Возвращаясь, генерал Леер вдруг усмехнулся, сказал полковнику:
— Пришел на память случай, как начальник академии зачислил одного офицера на учебу. Спрашивал, спрашивал его, а тот «плавает». Начальник и говорит: «Знаешь ли ты, братец, русскую народную песню «Ты поди, поди, моя коровушка, домой»? Капитан, не моргнув глазом, отвечает: «Знаю, ваше превосходительство. Но я знаю и другую». «Какую же?» «Ах ты, сукин сын, камаринский мужик». Начальник опешил, а потом ударил кулаком о стол. «Так и быть, зачисляю тебя, братец. За находчивость!»
— Уж не хотите ли вы сравнить этот случай с сегодняшним? — насторожился полковник.
— Нет, Скобелев совсем другое дело. У него задатки отличного военачальника, хотя характер весьма не прост. Из него выйдет прекрасный генерал, если обстоятельства не сломают его. Да, да, поверьте мне.
— Но это в случае, если он будет зачислен в академию, — высказал полковник. Его не покидало задетое поручиком самолюбие. «Этот мальчишка многое себе позволяет».
Осторожный Леер не стал возражать.
— Разумеется, если этот Скобелев поступит к нам.
В петербургском доме
Генерал Леер был прав, угадывая сложный характер дерзкого, но далеко не бесталанного поручика. Вырос он в дворянской военной семье. Отец — полковник Генерального штаба, человек ровный, обходительный, бывал при дворе. Мать, Ольга Николаевна, тоже мягкого склада, хотя и умеет настоять на своем. По причине частого отсутствия мужа она в доме хозяйка. Кроме младшего Михаила — в семье еще три дочери.
Бывавшие в доме Скобелевых гости, глядя на подвижного и требовательного ребенка, утверждали, что он в деда.
— Вылитый Иван Никитич.
В гостиной висит портрет деда: красивый овал лица, чистый лоб, взбитые кудри, усы; на плечах генеральские эполеты с тремя звездочками. Он смотрит на мальчика, как бы говоря: «Не балуй…».
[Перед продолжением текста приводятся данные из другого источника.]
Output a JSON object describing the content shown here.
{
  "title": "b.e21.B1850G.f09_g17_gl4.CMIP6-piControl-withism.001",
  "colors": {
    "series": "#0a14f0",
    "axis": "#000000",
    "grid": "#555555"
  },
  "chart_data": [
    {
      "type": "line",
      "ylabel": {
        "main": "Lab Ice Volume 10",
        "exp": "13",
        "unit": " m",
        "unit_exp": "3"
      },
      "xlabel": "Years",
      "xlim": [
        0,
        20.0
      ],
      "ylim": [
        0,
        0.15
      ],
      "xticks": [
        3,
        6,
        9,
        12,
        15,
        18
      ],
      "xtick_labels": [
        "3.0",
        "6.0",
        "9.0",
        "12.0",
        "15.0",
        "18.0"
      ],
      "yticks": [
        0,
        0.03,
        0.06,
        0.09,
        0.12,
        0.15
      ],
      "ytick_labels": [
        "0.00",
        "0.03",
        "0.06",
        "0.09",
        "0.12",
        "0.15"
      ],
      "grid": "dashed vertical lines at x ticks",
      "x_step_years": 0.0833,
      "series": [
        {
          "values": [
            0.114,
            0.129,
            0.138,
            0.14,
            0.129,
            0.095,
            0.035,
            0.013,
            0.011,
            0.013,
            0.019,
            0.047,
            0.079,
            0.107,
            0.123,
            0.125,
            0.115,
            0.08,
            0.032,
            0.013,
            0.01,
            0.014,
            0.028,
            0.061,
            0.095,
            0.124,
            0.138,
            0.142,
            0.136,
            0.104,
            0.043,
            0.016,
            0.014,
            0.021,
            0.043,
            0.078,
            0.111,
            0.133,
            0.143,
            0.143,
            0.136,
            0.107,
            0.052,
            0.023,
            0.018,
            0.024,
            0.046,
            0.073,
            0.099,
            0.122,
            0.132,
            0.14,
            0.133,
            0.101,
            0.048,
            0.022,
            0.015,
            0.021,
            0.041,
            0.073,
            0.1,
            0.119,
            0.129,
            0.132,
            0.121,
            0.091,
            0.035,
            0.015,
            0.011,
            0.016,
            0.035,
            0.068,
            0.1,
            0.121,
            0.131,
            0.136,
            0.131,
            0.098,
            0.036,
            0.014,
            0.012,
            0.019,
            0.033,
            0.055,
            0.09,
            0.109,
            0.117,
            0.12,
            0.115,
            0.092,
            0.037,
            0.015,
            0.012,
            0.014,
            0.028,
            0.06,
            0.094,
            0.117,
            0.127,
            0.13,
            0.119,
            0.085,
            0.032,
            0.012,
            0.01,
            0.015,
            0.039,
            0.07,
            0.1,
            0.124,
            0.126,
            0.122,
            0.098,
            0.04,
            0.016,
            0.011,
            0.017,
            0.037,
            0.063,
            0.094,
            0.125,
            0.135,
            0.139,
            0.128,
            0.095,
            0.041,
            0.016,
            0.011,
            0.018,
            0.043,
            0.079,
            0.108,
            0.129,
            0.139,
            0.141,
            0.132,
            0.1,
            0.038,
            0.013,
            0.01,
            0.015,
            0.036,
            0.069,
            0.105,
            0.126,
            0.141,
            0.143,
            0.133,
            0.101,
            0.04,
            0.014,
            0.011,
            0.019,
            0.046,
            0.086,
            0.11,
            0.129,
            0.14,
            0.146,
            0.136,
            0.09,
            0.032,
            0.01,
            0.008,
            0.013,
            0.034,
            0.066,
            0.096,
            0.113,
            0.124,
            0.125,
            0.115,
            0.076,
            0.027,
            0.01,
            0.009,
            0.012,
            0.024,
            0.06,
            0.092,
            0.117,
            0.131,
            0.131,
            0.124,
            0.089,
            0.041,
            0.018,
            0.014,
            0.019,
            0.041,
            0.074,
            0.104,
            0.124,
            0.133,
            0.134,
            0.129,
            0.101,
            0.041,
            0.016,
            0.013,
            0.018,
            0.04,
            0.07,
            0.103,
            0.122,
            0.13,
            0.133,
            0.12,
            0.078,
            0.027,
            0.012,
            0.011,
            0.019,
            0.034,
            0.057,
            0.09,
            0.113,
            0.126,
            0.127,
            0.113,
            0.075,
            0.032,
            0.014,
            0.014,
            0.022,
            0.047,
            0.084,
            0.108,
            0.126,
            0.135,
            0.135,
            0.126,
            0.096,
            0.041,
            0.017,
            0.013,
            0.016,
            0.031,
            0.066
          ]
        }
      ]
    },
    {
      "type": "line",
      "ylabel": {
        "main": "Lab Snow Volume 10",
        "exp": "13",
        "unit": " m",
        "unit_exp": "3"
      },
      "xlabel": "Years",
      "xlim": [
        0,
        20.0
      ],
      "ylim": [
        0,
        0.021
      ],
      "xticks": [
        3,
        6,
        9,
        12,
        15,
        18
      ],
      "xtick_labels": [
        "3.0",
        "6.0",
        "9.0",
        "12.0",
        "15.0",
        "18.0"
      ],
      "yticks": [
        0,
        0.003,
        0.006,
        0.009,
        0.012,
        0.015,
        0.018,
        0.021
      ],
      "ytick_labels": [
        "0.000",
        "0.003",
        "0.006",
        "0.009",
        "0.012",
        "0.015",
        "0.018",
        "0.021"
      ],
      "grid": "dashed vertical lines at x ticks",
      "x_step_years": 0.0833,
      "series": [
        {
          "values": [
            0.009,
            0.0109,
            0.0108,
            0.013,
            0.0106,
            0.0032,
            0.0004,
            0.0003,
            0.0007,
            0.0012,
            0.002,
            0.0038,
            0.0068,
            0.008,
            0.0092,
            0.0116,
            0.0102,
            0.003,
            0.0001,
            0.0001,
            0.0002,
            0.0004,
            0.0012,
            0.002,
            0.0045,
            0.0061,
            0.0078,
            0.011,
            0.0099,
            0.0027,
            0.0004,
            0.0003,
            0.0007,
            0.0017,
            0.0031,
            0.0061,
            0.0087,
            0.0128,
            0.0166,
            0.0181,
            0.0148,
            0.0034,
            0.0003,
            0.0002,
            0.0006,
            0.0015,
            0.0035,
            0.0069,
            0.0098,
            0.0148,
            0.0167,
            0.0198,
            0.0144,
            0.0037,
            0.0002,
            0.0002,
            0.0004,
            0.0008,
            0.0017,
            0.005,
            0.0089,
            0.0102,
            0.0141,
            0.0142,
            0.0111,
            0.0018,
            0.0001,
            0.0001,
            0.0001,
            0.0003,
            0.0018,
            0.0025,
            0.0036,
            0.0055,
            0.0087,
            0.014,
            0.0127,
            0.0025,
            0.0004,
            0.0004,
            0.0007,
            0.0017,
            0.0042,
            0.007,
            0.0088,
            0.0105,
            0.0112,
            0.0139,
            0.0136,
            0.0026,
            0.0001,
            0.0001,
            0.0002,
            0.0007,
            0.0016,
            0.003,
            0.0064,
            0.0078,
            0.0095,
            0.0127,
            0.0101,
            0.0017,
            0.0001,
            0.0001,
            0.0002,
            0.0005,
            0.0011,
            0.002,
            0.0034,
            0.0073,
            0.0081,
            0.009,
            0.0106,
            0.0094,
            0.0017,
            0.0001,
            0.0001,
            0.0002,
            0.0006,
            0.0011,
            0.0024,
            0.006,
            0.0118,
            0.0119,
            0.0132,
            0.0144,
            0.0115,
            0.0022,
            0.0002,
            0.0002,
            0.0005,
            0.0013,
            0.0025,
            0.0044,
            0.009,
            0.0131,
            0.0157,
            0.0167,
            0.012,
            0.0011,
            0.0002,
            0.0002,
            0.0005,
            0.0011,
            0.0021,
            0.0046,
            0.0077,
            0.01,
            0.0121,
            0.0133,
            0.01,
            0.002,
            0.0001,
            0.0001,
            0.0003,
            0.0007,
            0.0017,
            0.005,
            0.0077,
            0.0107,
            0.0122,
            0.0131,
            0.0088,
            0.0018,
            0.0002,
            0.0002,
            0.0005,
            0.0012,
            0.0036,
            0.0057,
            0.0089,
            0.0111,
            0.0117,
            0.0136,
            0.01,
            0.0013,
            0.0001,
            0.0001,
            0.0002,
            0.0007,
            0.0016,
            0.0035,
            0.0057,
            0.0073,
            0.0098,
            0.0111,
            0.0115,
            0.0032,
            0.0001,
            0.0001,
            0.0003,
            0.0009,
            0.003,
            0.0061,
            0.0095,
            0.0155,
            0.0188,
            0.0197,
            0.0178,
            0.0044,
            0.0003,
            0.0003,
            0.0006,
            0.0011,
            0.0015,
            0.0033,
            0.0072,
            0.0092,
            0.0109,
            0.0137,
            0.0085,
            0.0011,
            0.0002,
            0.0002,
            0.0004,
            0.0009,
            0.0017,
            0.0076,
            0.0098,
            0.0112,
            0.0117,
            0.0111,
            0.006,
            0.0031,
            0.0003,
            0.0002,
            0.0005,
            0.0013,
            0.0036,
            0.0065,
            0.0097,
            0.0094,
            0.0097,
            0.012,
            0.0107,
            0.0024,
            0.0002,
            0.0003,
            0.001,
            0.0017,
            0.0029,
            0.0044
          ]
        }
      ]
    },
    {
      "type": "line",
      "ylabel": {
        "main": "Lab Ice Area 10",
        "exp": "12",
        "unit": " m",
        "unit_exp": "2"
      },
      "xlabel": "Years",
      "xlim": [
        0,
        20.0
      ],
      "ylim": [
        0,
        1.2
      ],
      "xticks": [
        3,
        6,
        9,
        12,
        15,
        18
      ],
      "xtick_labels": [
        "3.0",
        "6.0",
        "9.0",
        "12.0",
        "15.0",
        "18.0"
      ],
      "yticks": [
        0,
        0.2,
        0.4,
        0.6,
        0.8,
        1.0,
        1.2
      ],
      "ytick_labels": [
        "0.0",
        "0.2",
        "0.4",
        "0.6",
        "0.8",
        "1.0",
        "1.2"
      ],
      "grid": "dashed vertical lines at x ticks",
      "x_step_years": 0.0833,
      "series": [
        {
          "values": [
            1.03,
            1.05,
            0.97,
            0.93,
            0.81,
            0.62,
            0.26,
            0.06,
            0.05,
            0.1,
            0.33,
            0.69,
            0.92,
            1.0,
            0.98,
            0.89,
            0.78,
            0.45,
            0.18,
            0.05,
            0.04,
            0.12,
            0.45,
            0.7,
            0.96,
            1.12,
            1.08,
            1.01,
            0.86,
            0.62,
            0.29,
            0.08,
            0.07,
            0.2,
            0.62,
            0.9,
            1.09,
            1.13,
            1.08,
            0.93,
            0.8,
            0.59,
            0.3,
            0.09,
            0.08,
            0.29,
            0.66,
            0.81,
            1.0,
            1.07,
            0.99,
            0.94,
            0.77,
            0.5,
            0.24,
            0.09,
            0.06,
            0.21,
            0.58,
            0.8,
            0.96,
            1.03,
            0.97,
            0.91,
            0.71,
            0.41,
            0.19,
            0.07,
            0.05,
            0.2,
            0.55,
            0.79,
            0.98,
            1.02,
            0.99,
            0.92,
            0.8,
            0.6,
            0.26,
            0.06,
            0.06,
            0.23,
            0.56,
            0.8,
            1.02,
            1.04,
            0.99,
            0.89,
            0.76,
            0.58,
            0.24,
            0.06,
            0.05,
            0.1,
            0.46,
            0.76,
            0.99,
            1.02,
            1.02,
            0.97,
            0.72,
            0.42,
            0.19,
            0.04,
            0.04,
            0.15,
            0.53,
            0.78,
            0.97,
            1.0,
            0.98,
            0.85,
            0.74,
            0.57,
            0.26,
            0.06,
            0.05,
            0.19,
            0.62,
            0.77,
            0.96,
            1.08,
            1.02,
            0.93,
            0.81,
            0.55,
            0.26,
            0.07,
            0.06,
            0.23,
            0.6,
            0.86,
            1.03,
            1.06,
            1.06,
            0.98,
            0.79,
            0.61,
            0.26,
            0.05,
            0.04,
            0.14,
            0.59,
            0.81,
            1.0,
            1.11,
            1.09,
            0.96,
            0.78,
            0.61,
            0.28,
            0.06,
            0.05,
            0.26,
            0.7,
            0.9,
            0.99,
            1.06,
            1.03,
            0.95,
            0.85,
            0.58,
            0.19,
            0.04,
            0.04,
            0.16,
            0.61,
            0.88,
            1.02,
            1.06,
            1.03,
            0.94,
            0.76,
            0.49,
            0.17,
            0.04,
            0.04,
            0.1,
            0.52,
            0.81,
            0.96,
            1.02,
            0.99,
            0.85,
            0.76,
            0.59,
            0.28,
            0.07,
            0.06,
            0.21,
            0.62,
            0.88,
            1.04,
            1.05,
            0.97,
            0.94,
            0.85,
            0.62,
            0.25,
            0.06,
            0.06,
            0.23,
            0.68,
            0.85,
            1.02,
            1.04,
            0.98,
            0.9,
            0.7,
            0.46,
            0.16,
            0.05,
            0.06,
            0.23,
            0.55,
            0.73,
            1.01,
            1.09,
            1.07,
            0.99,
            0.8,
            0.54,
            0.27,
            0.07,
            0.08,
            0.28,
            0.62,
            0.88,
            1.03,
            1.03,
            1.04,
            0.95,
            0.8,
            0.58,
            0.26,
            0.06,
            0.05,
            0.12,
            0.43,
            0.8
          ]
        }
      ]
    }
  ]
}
Мишук едва его помнит: в памяти лишь быстрый говор да пустой, пришпиленный рукав мундира. Когда дед умер, мальчику было шесть лет. На похоронах присутствовало много народа, все скорбно вздыхали, говорили прочувствованно. Сам император Николай Павлович удостоил усопшего чести стоять у гроба.
Желая сызмала готовить сына к военной службе, отец пригласил в дом гувернера. Было модным нанимать французов, но он пригласил немца, надеясь, что тот сумеет воспитать у Миши качества, присущие немецкой нации: пунктуальность, строгость, твердость духа, жесткость…
О приходе гувернера первым сообщил Дмитрию Ивановичу Митрофаныч. Прихрамывая и тяжело вздыхая, старик приблизился к сидевшему в кресле хозяину. Он был денщиком еще у покойного Ивана Никитича. Старику было под шестьдесят, и давно бы пора на покой, но, прижившись в семье Скобелевых, старик не представлял иной жизни.
— Там, ваше превосходительство, проситель заявился. Не угодно ли принять?
Часы на стене отбили двенадцать. Именно на это время Дмитрий Иванович определил немцу встречу.
— Проси, Митрофаныч.
— Слушаюсь.
Дмитрий Иванович был в военной форме, она скрадывала его небольшой рост и коренастую, несколько мужичью фигуру. Лысоватая голова и простое лицо мало соответствовали облику придворного, имевшего высокий чин флигель-адъютанта. По высочайшему назначению он исполнял должность командира. Его Величества конвоя, до того командовал не менее привилегированным лейб-гвардейским полком и являлся походным атаманом донских казачьих полков, находившихся в Финляндии. Участник многих походов и сражений, в свои тридцать пять лет он удостоился многих орденов и отличий.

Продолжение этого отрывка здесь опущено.